Personal information
- Born: December 23, 1928 Hamilton, Ontario, Canada
- Died: October 12, 2019 (aged 90) Mississauga, Ontario, Canada
- Listed height: 5 ft 11 in (1.80 m)
- Listed weight: 210 lb (95 kg)

Career history
- 1950: Hamilton Tiger-Cats
- 1951–1952: Ottawa Rough Riders
- 1953–1954: Saskatchewan Roughriders

Awards and highlights
- Grey Cup champion (1951);

= Mel Aull =

Canadian football player (1928–2019)

Melvin Andrew Aull (December 23, 1928 – October 12, 2019) was a Canadian professional football player who played for the Hamilton Tiger-Cats, Ottawa Rough Riders and Saskatchewan Roughriders. He won the Grey Cup with the Rough Riders in 1951.

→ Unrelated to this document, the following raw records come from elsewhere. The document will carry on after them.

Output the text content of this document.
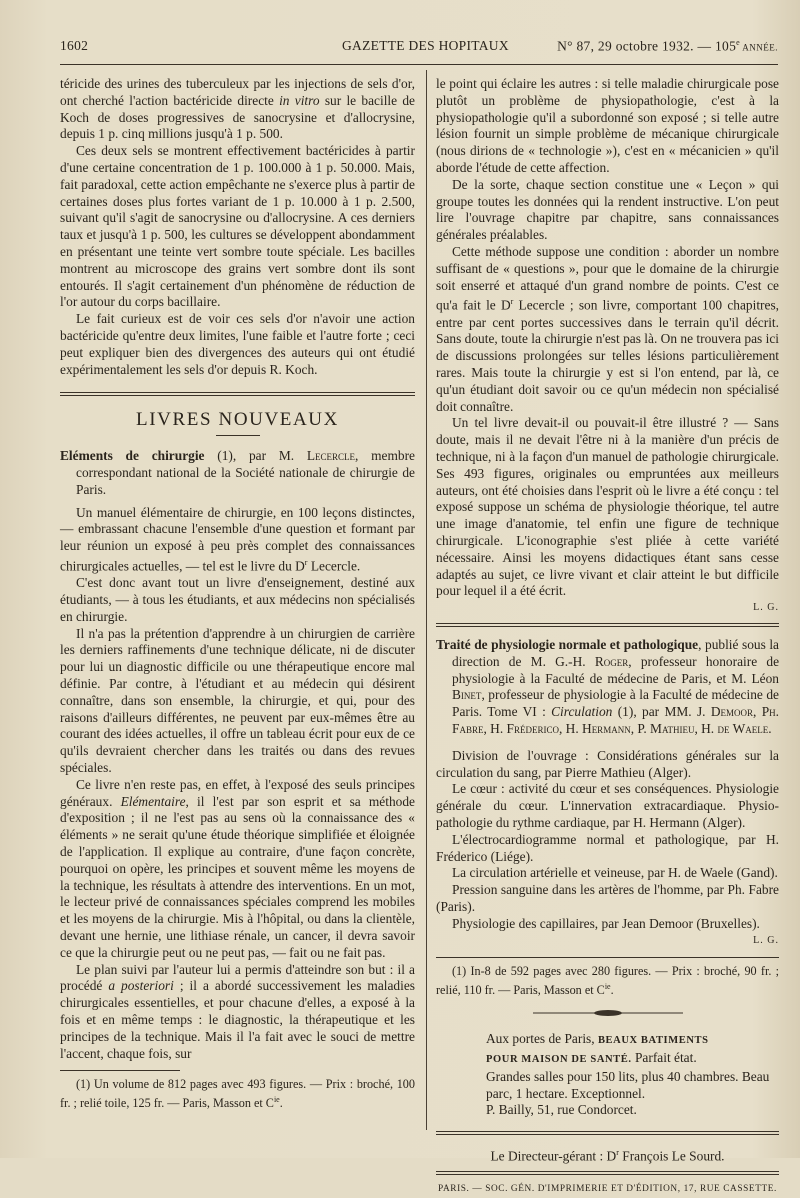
1602	GAZETTE DES HOPITAUX	N° 87, 29 octobre 1932. — 105e ANNÉE.

téricide des urines des tuberculeux par les injections de sels d'or, ont cherché l'action bactéricide directe in vitro sur le bacille de Koch de doses progressives de sanocrysine et d'allocrysine, depuis 1 p. cinq millions jusqu'à 1 p. 500.

Ces deux sels se montrent effectivement bactéricides à partir d'une certaine concentration de 1 p. 100.000 à 1 p. 50.000. Mais, fait paradoxal, cette action empêchante ne s'exerce plus à partir de certaines doses plus fortes variant de 1 p. 10.000 à 1 p. 2.500, suivant qu'il s'agit de sanocrysine ou d'allocrysine. A ces derniers taux et jusqu'à 1 p. 500, les cultures se développent abondamment en présentant une teinte vert sombre toute spéciale. Les bacilles montrent au microscope des grains vert sombre dont ils sont entourés. Il s'agit certainement d'un phénomène de réduction de l'or autour du corps bacillaire.

Le fait curieux est de voir ces sels d'or n'avoir une action bactéricide qu'entre deux limites, l'une faible et l'autre forte ; ceci peut expliquer bien des divergences des auteurs qui ont étudié expérimentalement les sels d'or depuis R. Koch.

LIVRES NOUVEAUX

Eléments de chirurgie (1), par M. Lecercle, membre correspondant national de la Société nationale de chirurgie de Paris.

Un manuel élémentaire de chirurgie, en 100 leçons distinctes, — embrassant chacune l'ensemble d'une question et formant par leur réunion un exposé à peu près complet des connaissances chirurgicales actuelles, — tel est le livre du $D^r$ Lecercle.

C'est donc avant tout un livre d'enseignement, destiné aux étudiants, — à tous les étudiants, et aux médecins non spécialisés en chirurgie.

Il n'a pas la prétention d'apprendre à un chirurgien de carrière les derniers raffinements d'une technique délicate, ni de discuter pour lui un diagnostic difficile ou une thérapeutique encore mal définie. Par contre, à l'étudiant et au médecin qui désirent connaître, dans son ensemble, la chirurgie, et qui, pour des raisons d'ailleurs différentes, ne peuvent par eux-mêmes être au courant des idées actuelles, il offre un tableau écrit pour eux de ce qu'ils devraient chercher dans les traités ou dans des revues spéciales.

Ce livre n'en reste pas, en effet, à l'exposé des seuls principes généraux. Elémentaire, il l'est par son esprit et sa méthode d'exposition ; il ne l'est pas au sens où la connaissance des « éléments » ne serait qu'une étude théorique simplifiée et éloignée de l'application. Il explique au contraire, d'une façon concrète, pourquoi on opère, les principes et souvent même les moyens de la technique, les résultats à attendre des interventions. En un mot, le lecteur privé de connaissances spéciales comprend les mobiles et les moyens de la chirurgie. Mis à l'hôpital, ou dans la clientèle, devant une hernie, une lithiase rénale, un cancer, il devra savoir ce que la chirurgie peut ou ne peut pas, — fait ou ne fait pas.

Le plan suivi par l'auteur lui a permis d'atteindre son but : il a procédé a posteriori ; il a abordé successivement les maladies chirurgicales essentielles, et pour chacune d'elles, a exposé à la fois et en même temps : le diagnostic, la thérapeutique et les principes de la technique. Mais il l'a fait avec le souci de mettre l'accent, chaque fois, sur

(1) Un volume de 812 pages avec 493 figures. — Prix : broché, 100 fr. ; relié toile, 125 fr. — Paris, Masson et $C^{ie}$.

le point qui éclaire les autres : si telle maladie chirurgicale pose plutôt un problème de physiopathologie, c'est à la physiopathologie qu'il a subordonné son exposé ; si telle autre lésion fournit un simple problème de mécanique chirurgicale (nous dirions de « technologie »), c'est en « mécanicien » qu'il aborde l'étude de cette affection.

De la sorte, chaque section constitue une « Leçon » qui groupe toutes les données qui la rendent instructive. L'on peut lire l'ouvrage chapitre par chapitre, sans connaissances générales préalables.

Cette méthode suppose une condition : aborder un nombre suffisant de « questions », pour que le domaine de la chirurgie soit enserré et attaqué d'un grand nombre de points. C'est ce qu'a fait le $D^r$ Lecercle ; son livre, comportant 100 chapitres, entre par cent portes successives dans le terrain qu'il décrit. Sans doute, toute la chirurgie n'est pas là. On ne trouvera pas ici de discussions prolongées sur telles lésions particulièrement rares. Mais toute la chirurgie y est si l'on entend, par là, ce qu'un étudiant doit savoir ou ce qu'un médecin non spécialisé doit connaître.

Un tel livre devait-il ou pouvait-il être illustré ? — Sans doute, mais il ne devait l'être ni à la manière d'un précis de technique, ni à la façon d'un manuel de pathologie chirurgicale. Ses 493 figures, originales ou empruntées aux meilleurs auteurs, ont été choisies dans l'esprit où le livre a été conçu : tel exposé suppose un schéma de physiologie théorique, tel autre une image d'anatomie, tel enfin une figure de technique chirurgicale. L'iconographie s'est pliée à cette variété nécessaire. Ainsi les moyens didactiques étant sans cesse adaptés au sujet, ce livre vivant et clair atteint le but difficile pour lequel il a été écrit.

L. G.

Traité de physiologie normale et pathologique, publié sous la direction de M. G.-H. Roger, professeur honoraire de physiologie à la Faculté de médecine de Paris, et M. Léon Binet, professeur de physiologie à la Faculté de médecine de Paris. Tome VI : Circulation (1), par MM. J. Demoor, Ph. Fabre, H. Fréderico, H. Hermann, P. Mathieu, H. de Waele.

Division de l'ouvrage : Considérations générales sur la circulation du sang, par Pierre Mathieu (Alger).

Le cœur : activité du cœur et ses conséquences. Physiologie générale du cœur. L'innervation extracardiaque. Physio-pathologie du rythme cardiaque, par H. Hermann (Alger).

L'électrocardiogramme normal et pathologique, par H. Fréderico (Liége).

La circulation artérielle et veineuse, par H. de Waele (Gand).

Pression sanguine dans les artères de l'homme, par Ph. Fabre (Paris).

Physiologie des capillaires, par Jean Demoor (Bruxelles).

L. G.

(1) In-8 de 592 pages avec 280 figures. — Prix : broché, 90 fr. ; relié, 110 fr. — Paris, Masson et $C^{ie}$.

Aux portes de Paris, BEAUX BATIMENTS
POUR MAISON DE SANTÉ. Parfait état.
Grandes salles pour 150 lits, plus 40 chambres. Beau parc, 1 hectare. Exceptionnel.
P. Bailly, 51, rue Condorcet.
Le Directeur-gérant : $D^r$ François Le Sourd.
PARIS. — SOC. GÉN. D'IMPRIMERIE ET D'ÉDITION, 17, RUE CASSETTE.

Aull was born in Hamilton, Ontario and played junior football with the Junior Hamilton Tigers. He was notable for being the only deaf player in Canadian football during his playing years. He lost his hearing at the age of 13 in 1942 after he contracted spinal meningitis after going swimming at a local pool. He practiced lipreading in absence of his hearing and was able to talk normally. He died in Mississauga, Ontario on October 12, 2019.